We are at a loss to understand how,
if the rolls have 200, 300 or 400 tickets, 500 tickets could have been stolen
from a single and relatively new roll of tickets.
The
State argues that the trial court properly relied upon the criminal complaint
for the information that 796 tickets were stolen. The State’s position is that although the statement in the
complaint is hearsay, at a restitution hearing the court is not bound by the
rules of evidence in accepting such evidence as reliable.[2] However, this argument ignores two glaring
discrepancies between Goss’s testimony and the statements in the criminal
complaint. First, Goss testified that
the tickets were taken from a single roll; the complaint states that tickets
from six different rolls were taken.
Second, Goss advised the court that neither he nor his partner kept an
inventory of the tickets sold; the complaint lists specific sequences of serial
numbers of the stolen tickets indicating that a detailed inventory had been
kept.[3]
We
are satisfied that Goss failed to carry his minimal burden of proof because the
evidence he presented could not convince a finder of fact of the truth of his
contention that he suffered a loss of $500.

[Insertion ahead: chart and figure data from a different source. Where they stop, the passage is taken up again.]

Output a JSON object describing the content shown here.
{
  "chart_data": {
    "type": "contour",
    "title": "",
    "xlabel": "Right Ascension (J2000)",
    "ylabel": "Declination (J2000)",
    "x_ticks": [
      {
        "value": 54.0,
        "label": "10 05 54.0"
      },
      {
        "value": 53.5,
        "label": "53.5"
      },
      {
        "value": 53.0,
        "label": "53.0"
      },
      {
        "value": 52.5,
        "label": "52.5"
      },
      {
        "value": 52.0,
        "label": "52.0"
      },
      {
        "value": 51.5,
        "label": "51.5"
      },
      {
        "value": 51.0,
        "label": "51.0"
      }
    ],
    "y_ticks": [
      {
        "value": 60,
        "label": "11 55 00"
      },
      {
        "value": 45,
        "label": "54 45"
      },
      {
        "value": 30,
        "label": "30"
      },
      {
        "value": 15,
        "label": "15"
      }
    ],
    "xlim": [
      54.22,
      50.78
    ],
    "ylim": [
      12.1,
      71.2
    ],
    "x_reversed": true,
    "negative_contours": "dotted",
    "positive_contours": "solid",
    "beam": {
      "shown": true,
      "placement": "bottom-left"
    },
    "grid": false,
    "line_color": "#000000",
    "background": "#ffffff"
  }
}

The trial court’s decision demonstrates on its face the lack of
consideration of any evidence on which the decision should have been properly
based; therefore, it constitutes a misuse of discretion and, accordingly, we
reverse. See Schmid v. Olsen,
107 Wis.2d 289, 295, 320 N.W.2d 18, 22 (Ct. App. 1982). We reverse the part of the restitution order
assessing a $500 loss for stolen lottery tickets. We remand to the trial court with directions to issue a new
restitution order that does not include any amount for stolen lottery tickets.
By
the Court.—Judgment and order
reversed and cause remanded with directions.
Not
recommended for publication in the official reports.
[1] The total
restitution order was for $1132.50.
Johnson does not contest $632.50 in restitution for broken windows,
damaged felt on the pool table, clean up, boarding of windows, damaged light
fixtures and missing alcoholic beverages.
[2] We note that
aside from limited exceptions, small claims actions are not governed by the
common law or statutory rules of evidence.
Section 799.209(2), Stats. However, the finder of fact in a small
claims action cannot make essential findings of fact based solely on oral
hearsay. See Scholten
Pattern Works, Inc. v. Roadway Express, Inc., 152 Wis.2d 253, 258, 448
N.W.2d 670, 672 (Ct. App. 1989).
[3] For example,
Goss testified that the beginning serial number of a roll of tickets would be
zero and the numbers would be sequential for how many tickets were on the roll;
in the complaint, it is alleged that for a lottery game called Five Card
Stud, tickets with the serial numbers between 250 and 381 were stolen. The only inference from this example is that
an inventory had to have been taken in order to determine that tickets with
serial numbers 0 to 249 were not stolen.